Im Februar 2018 berichtete die Stuttgarter Zeitung, dass Krempel-Pressspan in iranischen Motoren eingebaut wurde, die für Kriegswaffen im syrischen Bürgerkrieg verwendet wurden. Ein Handelsunternehmen hatte den Pressspan offenbar an einen iranischen Motorenhersteller weiterverkauft. In einer Stellungnahme zeigte sich das Unternehmen erschüttert und verurteilte den Einsatz von Kriegswaffen.
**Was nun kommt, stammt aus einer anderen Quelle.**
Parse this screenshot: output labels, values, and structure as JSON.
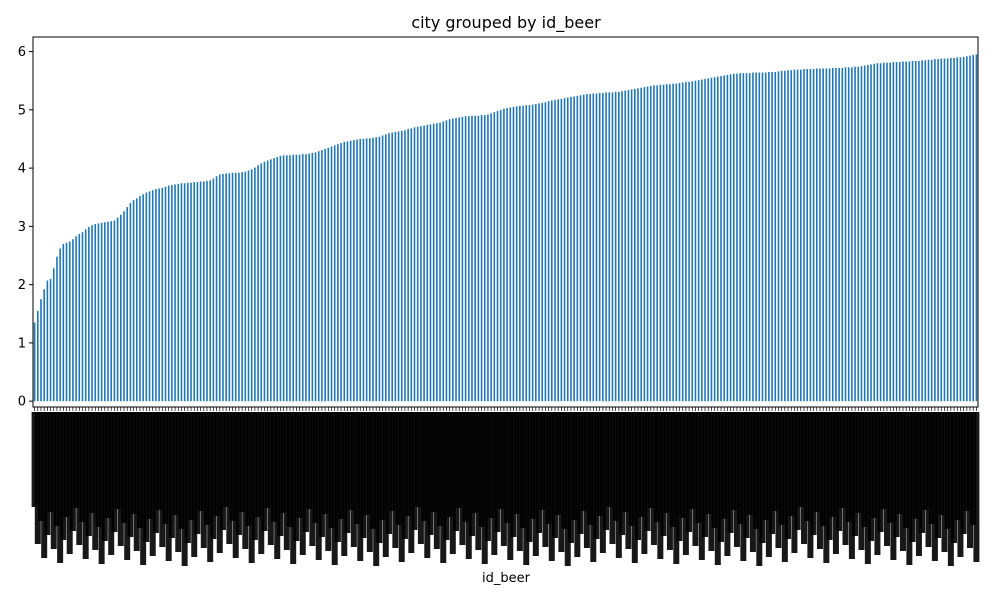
{
  "chart_data": {
    "type": "bar",
    "title": "city grouped by id_beer",
    "xlabel": "id_beer",
    "ylabel": "",
    "ylim": [
      -0.1,
      6.25
    ],
    "y_ticks": [
      0,
      1,
      2,
      3,
      4,
      5,
      6
    ],
    "bar_color": "#1f77b4",
    "grid": false,
    "legend": "none",
    "tick_label_orientation": "vertical",
    "description": "Ascending sorted bar values for ~470 id_beer categories; x tick labels are overlapping and illegible",
    "values": [
      1.35,
      1.55,
      1.75,
      1.92,
      2.07,
      2.1,
      2.28,
      2.48,
      2.62,
      2.7,
      2.72,
      2.74,
      2.78,
      2.83,
      2.87,
      2.9,
      2.95,
      2.99,
      3.02,
      3.04,
      3.05,
      3.06,
      3.07,
      3.08,
      3.09,
      3.1,
      3.15,
      3.2,
      3.26,
      3.33,
      3.4,
      3.45,
      3.48,
      3.52,
      3.55,
      3.58,
      3.6,
      3.62,
      3.64,
      3.65,
      3.66,
      3.68,
      3.7,
      3.71,
      3.72,
      3.73,
      3.74,
      3.74,
      3.75,
      3.75,
      3.76,
      3.76,
      3.77,
      3.77,
      3.78,
      3.79,
      3.82,
      3.86,
      3.89,
      3.9,
      3.91,
      3.91,
      3.92,
      3.92,
      3.92,
      3.93,
      3.94,
      3.96,
      3.98,
      4.01,
      4.05,
      4.08,
      4.11,
      4.13,
      4.15,
      4.17,
      4.19,
      4.21,
      4.22,
      4.22,
      4.22,
      4.23,
      4.23,
      4.23,
      4.24,
      4.24,
      4.25,
      4.26,
      4.27,
      4.29,
      4.31,
      4.33,
      4.35,
      4.37,
      4.39,
      4.41,
      4.43,
      4.45,
      4.46,
      4.47,
      4.48,
      4.49,
      4.5,
      4.5,
      4.51,
      4.51,
      4.52,
      4.53,
      4.54,
      4.56,
      4.58,
      4.6,
      4.61,
      4.62,
      4.63,
      4.64,
      4.65,
      4.67,
      4.68,
      4.7,
      4.71,
      4.72,
      4.73,
      4.74,
      4.75,
      4.76,
      4.77,
      4.78,
      4.8,
      4.82,
      4.84,
      4.85,
      4.86,
      4.87,
      4.88,
      4.89,
      4.89,
      4.9,
      4.9,
      4.9,
      4.91,
      4.91,
      4.92,
      4.94,
      4.96,
      4.98,
      5.0,
      5.02,
      5.03,
      5.04,
      5.05,
      5.06,
      5.07,
      5.07,
      5.08,
      5.08,
      5.09,
      5.1,
      5.11,
      5.12,
      5.13,
      5.15,
      5.16,
      5.17,
      5.18,
      5.19,
      5.2,
      5.21,
      5.22,
      5.23,
      5.24,
      5.25,
      5.26,
      5.27,
      5.27,
      5.28,
      5.28,
      5.29,
      5.29,
      5.3,
      5.3,
      5.3,
      5.31,
      5.31,
      5.32,
      5.33,
      5.34,
      5.35,
      5.36,
      5.37,
      5.38,
      5.39,
      5.4,
      5.41,
      5.42,
      5.42,
      5.43,
      5.43,
      5.44,
      5.44,
      5.45,
      5.45,
      5.46,
      5.47,
      5.48,
      5.48,
      5.49,
      5.5,
      5.51,
      5.52,
      5.53,
      5.54,
      5.55,
      5.56,
      5.57,
      5.58,
      5.59,
      5.6,
      5.61,
      5.62,
      5.62,
      5.63,
      5.63,
      5.63,
      5.63,
      5.64,
      5.64,
      5.64,
      5.64,
      5.64,
      5.65,
      5.65,
      5.65,
      5.66,
      5.67,
      5.67,
      5.68,
      5.68,
      5.69,
      5.69,
      5.69,
      5.7,
      5.7,
      5.7,
      5.7,
      5.71,
      5.71,
      5.71,
      5.71,
      5.71,
      5.72,
      5.72,
      5.72,
      5.72,
      5.73,
      5.73,
      5.73,
      5.74,
      5.74,
      5.75,
      5.76,
      5.77,
      5.78,
      5.79,
      5.8,
      5.8,
      5.81,
      5.81,
      5.81,
      5.82,
      5.82,
      5.82,
      5.83,
      5.83,
      5.83,
      5.84,
      5.84,
      5.84,
      5.85,
      5.85,
      5.86,
      5.86,
      5.87,
      5.87,
      5.88,
      5.88,
      5.88,
      5.89,
      5.89,
      5.9,
      5.9,
      5.91,
      5.92,
      5.93,
      5.94,
      5.95
    ]
  }
}
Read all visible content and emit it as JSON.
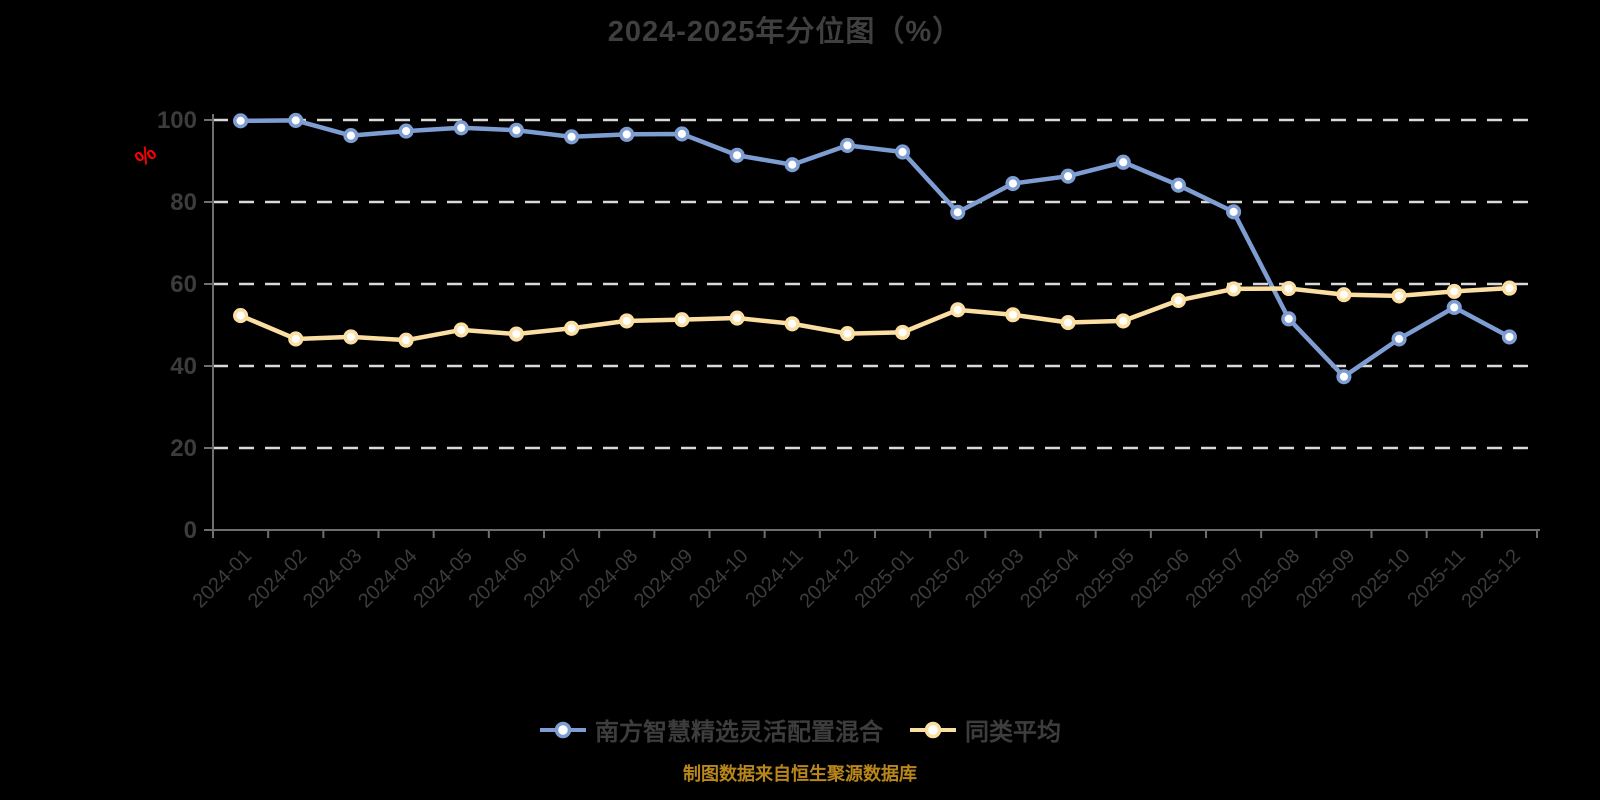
{
  "title": "2024-2025年分位图（%）",
  "source_note": "制图数据来自恒生聚源数据库",
  "colors": {
    "background": "#000000",
    "title_text": "#3f3f3f",
    "axis_line": "#6e6e6e",
    "axis_label": "#3c3c3c",
    "gridline": "#d9d9d9",
    "y_axis_name": "#ff0000",
    "series_fund": "#7e9ed3",
    "series_average": "#fbdfa2",
    "marker_fill": "#ffffff",
    "legend_text": "#3d3d3d",
    "source_text": "#b8861b"
  },
  "y_axis": {
    "name": "%",
    "ticks": [
      0,
      20,
      40,
      60,
      80,
      100
    ]
  },
  "legend": [
    {
      "label": "南方智慧精选灵活配置混合",
      "color": "#7e9ed3"
    },
    {
      "label": "同类平均",
      "color": "#fbdfa2"
    }
  ],
  "chart_data": {
    "type": "line",
    "title": "2024-2025年分位图（%）",
    "xlabel": "",
    "ylabel": "%",
    "ylim": [
      0,
      100
    ],
    "grid": "horizontal-dashed",
    "legend_position": "bottom",
    "categories": [
      "2024-01",
      "2024-02",
      "2024-03",
      "2024-04",
      "2024-05",
      "2024-06",
      "2024-07",
      "2024-08",
      "2024-09",
      "2024-10",
      "2024-11",
      "2024-12",
      "2025-01",
      "2025-02",
      "2025-03",
      "2025-04",
      "2025-05",
      "2025-06",
      "2025-07",
      "2025-08",
      "2025-09",
      "2025-10",
      "2025-11",
      "2025-12"
    ],
    "series": [
      {
        "name": "南方智慧精选灵活配置混合",
        "color": "#7e9ed3",
        "values": [
          99.8,
          99.9,
          96.2,
          97.3,
          98.1,
          97.5,
          95.9,
          96.5,
          96.6,
          91.4,
          89.1,
          93.8,
          92.2,
          77.5,
          84.5,
          86.3,
          89.7,
          84.1,
          77.6,
          51.5,
          37.4,
          46.6,
          54.3,
          47.1
        ]
      },
      {
        "name": "同类平均",
        "color": "#fbdfa2",
        "values": [
          52.3,
          46.6,
          47.1,
          46.3,
          48.8,
          47.8,
          49.2,
          51.0,
          51.3,
          51.7,
          50.3,
          47.9,
          48.2,
          53.7,
          52.5,
          50.6,
          51.0,
          56.0,
          58.8,
          58.9,
          57.4,
          57.1,
          58.2,
          59.0
        ]
      }
    ]
  }
}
Weiter hieß es, dass der in großen Mengen produzierte Pressspan weltweit leicht verfügbar sei und in einer Vielzahl von Produkten wie Haushaltsgeräten und in der Automobilindustrie zur Anwendung komme. Das Unternehmen wolle die Lieferbeziehungen zu seinen Kunden prüfen.[18] Claudia Rieger schrieb in der Vaihinger Kreiszeitung, dass dem Unternehmen nach aktuellem Kenntnisstand „wenig vorzuwerfen“ sei. Krempel verkaufe ein „papierähnliches Produkt“, das „per se nichts mit Waffen- oder Munitionsherstellung zu tun“ habe.[19] Jürgen Schmidt meint in der Ludwigsburger Kreiszeitung, dass Krempel auch „nicht gegen Ausfuhrbestimmungen verstoßen“ habe. Der Pressspan sei „weder ein Rüstungsgut noch ein erfasstes Dual-Use-Gut“. Er unterliege ebenfalls „nicht den Iran-spezifischen Embargoregelungen“.[20]

Im Jahr 2021 feierte Krempel sein 150-jähriges Bestehen.[7]

Unternehmensstruktur[Bearbeiten | Quelltext bearbeiten]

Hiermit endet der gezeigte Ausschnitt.